Banfeld-Raftery index for 2-clusters: 276.62073
Banfeld-Raftery index for 3-clusters: 160.51897


### Lower value of `Banfeld-Raftery` index means better clustering.

## 7. Calculate `Ray-Turi` index

In [8]:
print('Ray-Turi index for 2-clusters:', round(cc1.score_index_ray_turi(), 5))
print('Ray-Turi index for 3-clusters:', round(cc2.score_index_ray_turi(), 5))

Ray-Turi index for 2-clusters: 0.33844
Ray-Turi index for 3-clusters: 0.22495


### Lower value of `Ray-Turi` index means better clustering.

## 8. Calculate `Xie-Beni` index 

In [9]:
print('Xie-Beni index for 2-clusters:', round(cc1.score_index_xie_beni(), 5))
print('Xie-Beni index for 3-clusters:', round(cc2.score_index_xie_beni(), 5))

Xie-Beni index for 2-clusters: 496.54651
Xie-Beni index for 3-clusters: 126.40268


### Lower value of `Xie-Beni` index means better clustering.

## 9. Calculate `C` index

In [10]:
print('C index for 2-clusters:', round(cc1.score_index_c(), 5))
print('C index for 3-clusters:', round(cc2.score_index_c(), 5))

C index for 2-clusters: 0.1962
C index for 3-clusters: 0.11912


### Lower value of `C` index means better clustering.

## 10. Calculate `Mclain-Rao` index 

In [11]:
print('Mclain-Rao index for 2-clusters:', round(cc1.score_index_mclain_rao(), 5))
print('Mclain-Rao index for 3-clusters:', round(cc2.score_index_mclain_rao(), 5))

Mclain-Rao index for 2-clusters: 0.59801
Mclain-Rao index for 3-clusters: 0.48652


### Lower value of `Mclain-Rao` index means better clustering.

## 11. Calculate `Wemmert-Gancarski` index 

In [12]:
print('Wemmert-Gancarski index for 2-clusters:', round(cc1.score_index_wemmert_gancarski(), 5))
print('Wemmert-Gancarski index for 3-clusters:', round(cc2.score_index_wemmert_gancarski(), 5))

Wemmert-Gancarski index for 2-clusters: 0.50183
Wemmert-Gancarski index for 3-clusters: 0.55066


### Higher value of `Wemmert-Gancarski` index means better clustering.
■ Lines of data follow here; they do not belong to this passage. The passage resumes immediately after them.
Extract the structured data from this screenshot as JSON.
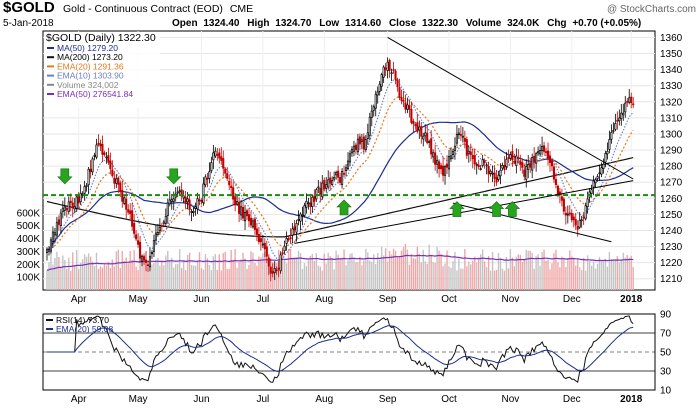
{
  "header": {
    "symbol": "$GOLD",
    "name": "Gold - Continuous Contract (EOD)",
    "exchange": "CME",
    "date": "5-Jan-2018",
    "open_label": "Open",
    "open": "1324.40",
    "high_label": "High",
    "high": "1324.70",
    "low_label": "Low",
    "low": "1314.60",
    "close_label": "Close",
    "close": "1322.30",
    "volume_label": "Volume",
    "volume": "324.0K",
    "chg_label": "Chg",
    "chg": "+0.70 (+0.05%)",
    "watermark": "@ StockCharts.com"
  },
  "chart_data": [
    {
      "type": "candlestick",
      "title": "$GOLD (Daily) 1322.30",
      "legend": [
        {
          "label": "MA(50) 1279.20",
          "color": "#1c2e8f"
        },
        {
          "label": "MA(200) 1273.20",
          "color": "#111111"
        },
        {
          "label": "EMA(20) 1291.36",
          "color": "#e4781c"
        },
        {
          "label": "EMA(10) 1303.90",
          "color": "#6b7fc4"
        },
        {
          "label": "Volume 324,002",
          "color": "#888888"
        },
        {
          "label": "EMA(50) 276541.84",
          "color": "#7b2dbd"
        }
      ],
      "price_ticks": [
        "1360",
        "1350",
        "1340",
        "1330",
        "1320",
        "1310",
        "1300",
        "1290",
        "1280",
        "1270",
        "1260",
        "1250",
        "1240",
        "1230",
        "1220",
        "1210"
      ],
      "ylim": [
        1203,
        1364
      ],
      "volume_ticks": [
        "600K",
        "500K",
        "400K",
        "300K",
        "200K",
        "100K"
      ],
      "volume_ylim": [
        0,
        700
      ],
      "x_labels": [
        "Apr",
        "May",
        "Jun",
        "Jul",
        "Aug",
        "Sep",
        "Oct",
        "Nov",
        "Dec",
        "2018"
      ],
      "x_label_days": [
        16,
        46,
        78,
        109,
        140,
        172,
        203,
        234,
        265,
        295
      ],
      "x_range_days": [
        0,
        305
      ],
      "support_level": 1262,
      "trendlines": [
        {
          "name": "upper-resistance",
          "from": [
            172,
            1360
          ],
          "to": [
            296,
            1272
          ]
        },
        {
          "name": "lower-support",
          "from": [
            205,
            1257
          ],
          "to": [
            285,
            1233
          ]
        },
        {
          "name": "ma200-rising",
          "from": [
            125,
            1232
          ],
          "to": [
            296,
            1271
          ]
        }
      ],
      "signal_arrows_days": [
        9,
        64,
        207,
        227,
        235
      ],
      "signal_arrow_below_day": 150,
      "price_anchors": [
        [
          0,
          1228
        ],
        [
          5,
          1245
        ],
        [
          10,
          1255
        ],
        [
          15,
          1258
        ],
        [
          20,
          1270
        ],
        [
          25,
          1294
        ],
        [
          28,
          1288
        ],
        [
          32,
          1278
        ],
        [
          36,
          1266
        ],
        [
          40,
          1255
        ],
        [
          44,
          1240
        ],
        [
          47,
          1224
        ],
        [
          50,
          1218
        ],
        [
          54,
          1232
        ],
        [
          58,
          1245
        ],
        [
          62,
          1258
        ],
        [
          66,
          1265
        ],
        [
          70,
          1258
        ],
        [
          74,
          1254
        ],
        [
          78,
          1262
        ],
        [
          82,
          1280
        ],
        [
          86,
          1290
        ],
        [
          88,
          1286
        ],
        [
          91,
          1270
        ],
        [
          95,
          1258
        ],
        [
          99,
          1250
        ],
        [
          103,
          1245
        ],
        [
          107,
          1236
        ],
        [
          111,
          1222
        ],
        [
          114,
          1210
        ],
        [
          117,
          1220
        ],
        [
          121,
          1232
        ],
        [
          125,
          1242
        ],
        [
          129,
          1252
        ],
        [
          133,
          1258
        ],
        [
          137,
          1264
        ],
        [
          141,
          1270
        ],
        [
          145,
          1274
        ],
        [
          148,
          1270
        ],
        [
          151,
          1280
        ],
        [
          154,
          1290
        ],
        [
          157,
          1295
        ],
        [
          160,
          1292
        ],
        [
          163,
          1310
        ],
        [
          166,
          1325
        ],
        [
          169,
          1338
        ],
        [
          172,
          1346
        ],
        [
          174,
          1340
        ],
        [
          176,
          1334
        ],
        [
          178,
          1326
        ],
        [
          180,
          1320
        ],
        [
          183,
          1312
        ],
        [
          186,
          1305
        ],
        [
          190,
          1300
        ],
        [
          193,
          1294
        ],
        [
          196,
          1284
        ],
        [
          199,
          1275
        ],
        [
          202,
          1280
        ],
        [
          205,
          1290
        ],
        [
          208,
          1300
        ],
        [
          211,
          1293
        ],
        [
          214,
          1284
        ],
        [
          217,
          1278
        ],
        [
          220,
          1282
        ],
        [
          223,
          1276
        ],
        [
          226,
          1271
        ],
        [
          229,
          1276
        ],
        [
          232,
          1282
        ],
        [
          235,
          1286
        ],
        [
          238,
          1282
        ],
        [
          241,
          1276
        ],
        [
          244,
          1281
        ],
        [
          247,
          1285
        ],
        [
          250,
          1292
        ],
        [
          253,
          1286
        ],
        [
          256,
          1274
        ],
        [
          259,
          1262
        ],
        [
          262,
          1252
        ],
        [
          265,
          1245
        ],
        [
          268,
          1242
        ],
        [
          271,
          1250
        ],
        [
          274,
          1262
        ],
        [
          277,
          1270
        ],
        [
          280,
          1280
        ],
        [
          283,
          1290
        ],
        [
          286,
          1303
        ],
        [
          289,
          1312
        ],
        [
          292,
          1318
        ],
        [
          295,
          1322
        ],
        [
          296,
          1322
        ]
      ],
      "price_noise_seed": 7
    },
    {
      "type": "line",
      "title": "RSI(14) 73.70",
      "legend": [
        {
          "label": "RSI(14) 73.70",
          "color": "#111111"
        },
        {
          "label": "EMA(20) 59.08",
          "color": "#1c2e8f"
        }
      ],
      "ylim": [
        10,
        90
      ],
      "ticks": [
        "90",
        "70",
        "50",
        "30",
        "10"
      ],
      "reference_levels": [
        70,
        50,
        30
      ]
    }
  ]
}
## 12. Calculate `PBM` index 

In [13]:
print('PBM index for 2-clusters:', round(cc1.score_index_PBM(), 5))
print('PBM index for 3-clusters:', round(cc2.score_index_PBM(), 5))

PBM index for 2-clusters: 3.95345
PBM index for 3-clusters: 3.97818


### Higher value of `PBM` index means better clustering.